B. La comparaison de la biche

 

 

A. Heu, uatum ignarae mentes !

« Ah ! L'ignorance des devins ! » Faut-il attribuer cette exclamation à Virgile lui-même ou est-ce une réflexion de Didon, une sorte de discours indirect de la reine ? Trois interprétations peuvent être envisagées.

 

1. Attribution à Virgile : certains commentateurs attribuent ces paroles à Virgile qui aurait ainsi insinué que les devins sont des charlatans. Cette interprétation plutôt incongrue rendrait Virgile coupable d'une pensée impie, d'un propos voltairien sur la religion ; elle mettrait en cause les pratiques du sacrifice rituel en usage à Rome.

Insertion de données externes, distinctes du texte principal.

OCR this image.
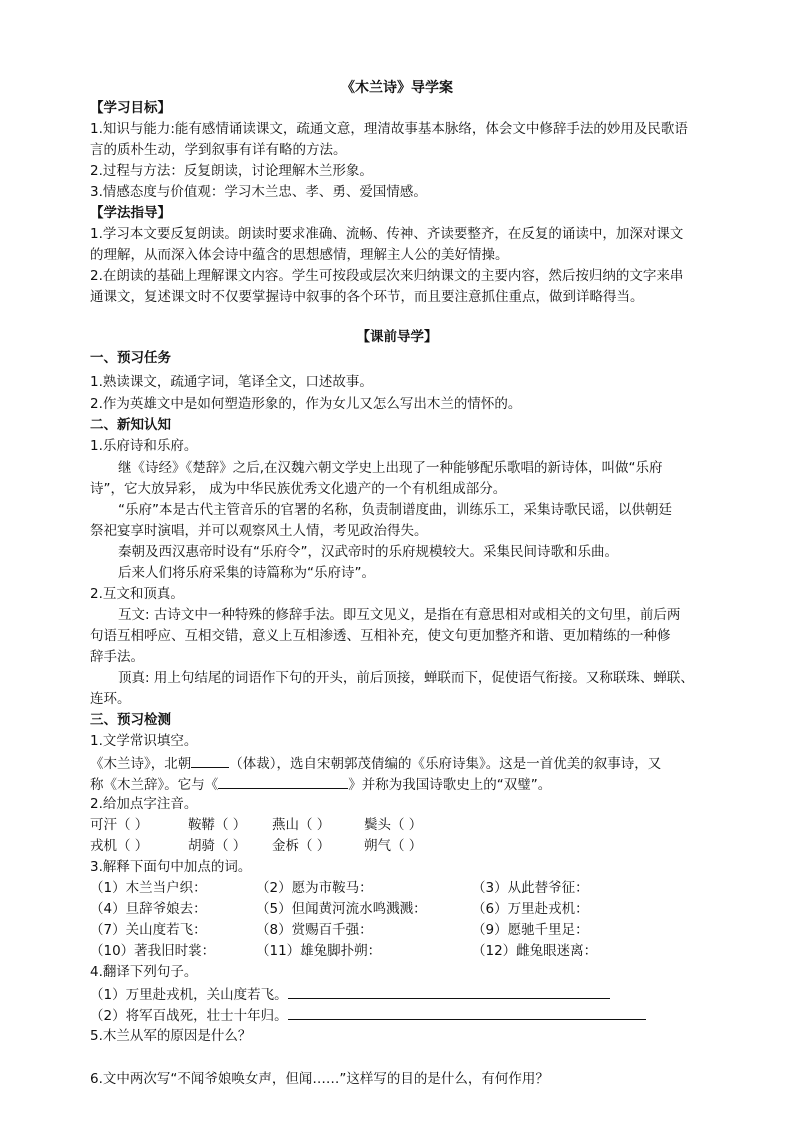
《木兰诗》导学案
【学习目标】
1.知识与能力:能有感情诵读课文，疏通文意，理清故事基本脉络，体会文中修辞手法的妙用及民歌语
言的质朴生动，学到叙事有详有略的方法。
2.过程与方法：反复朗读，讨论理解木兰形象。
3.情感态度与价值观：学习木兰忠、孝、勇、爱国情感。
【学法指导】
1.学习本文要反复朗读。朗读时要求准确、流畅、传神、齐读要整齐，在反复的诵读中，加深对课文
的理解，从而深入体会诗中蕴含的思想感情，理解主人公的美好情操。
2.在朗读的基础上理解课文内容。学生可按段或层次来归纳课文的主要内容，然后按归纳的文字来串
通课文，复述课文时不仅要掌握诗中叙事的各个环节，而且要注意抓住重点，做到详略得当。
【课前导学】
一、预习任务
1.熟读课文，疏通字词，笔译全文，口述故事。
2.作为英雄文中是如何塑造形象的，作为女儿又怎么写出木兰的情怀的。
二、新知认知
1.乐府诗和乐府。
继《诗经》《楚辞》之后,在汉魏六朝文学史上出现了一种能够配乐歌唱的新诗体，叫做“乐府
诗”，它大放异彩， 成为中华民族优秀文化遗产的一个有机组成部分。
“乐府”本是古代主管音乐的官署的名称，负责制谱度曲，训练乐工，采集诗歌民谣，以供朝廷
祭祀宴享时演唱，并可以观察风土人情，考见政治得失。
秦朝及西汉惠帝时设有“乐府令”，汉武帝时的乐府规模较大。采集民间诗歌和乐曲。
后来人们将乐府采集的诗篇称为“乐府诗”。
2.互文和顶真。
互文: 古诗文中一种特殊的修辞手法。即互文见义，是指在有意思相对或相关的文句里，前后两
句语互相呼应、互相交错，意义上互相渗透、互相补充，使文句更加整齐和谐、更加精练的一种修
辞手法。
顶真: 用上句结尾的词语作下句的开头，前后顶接，蝉联而下，促使语气衔接。又称联珠、蝉联、
连环。
三、预习检测
1.文学常识填空。
《木兰诗》，北朝	（体裁），选自宋朝郭茂倩编的《乐府诗集》。这是一首优美的叙事诗，又
称《木兰辞》。它与《	》并称为我国诗歌史上的“双璧”。
2.给加点字注音。
可汗（ ）	鞍鞯（ ） 燕山（ ） 鬓头（ ）
戎机（ ）	胡骑（ ） 金柝（ ） 朔气（ ）
3.解释下面句中加点的词。
（1）木兰当户织：	（2）愿为市鞍马：	（3）从此替爷征：
（4）旦辞爷娘去：	（5）但闻黄河流水鸣溅溅：	（6）万里赴戎机：
（7）关山度若飞：	（8）赏赐百千强：	（9）愿驰千里足：
（10）著我旧时裳：	（11）雄兔脚扑朔：	（12）雌兔眼迷离：
4.翻译下列句子。
（1）万里赴戎机，关山度若飞。
（2）将军百战死，壮士十年归。
5.木兰从军的原因是什么？
6.文中两次写“不闻爷娘唤女声，但闻……”这样写的目的是什么，有何作用？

Il faut sans doute y renoncer, surtout dans une œuvre qui apparaît comme une apologie de la restauration religieuse entreprise par Auguste et qui repose précisément sur le respect et l'explication mythique des pratiques officielles issues des traditions religieuses de l'ancienne Rome.

2. Attribution à Didon : ces paroles pourraient être une exclamation de Didon elle-même qui, tout en se livrant aux sacrifices, accuserait les prêtres d'être des ignorants, des incapables. En ce sens, Servius comprenait que le poète traduit ici l'irritation de Didon, impatiente d'obtenir une réponse favorable et accusant d'ignorance les devins qui hésitent, qui l'obligent à réitérer ses sacrifices, peut-être même la mettent en garde (IV, 464-465).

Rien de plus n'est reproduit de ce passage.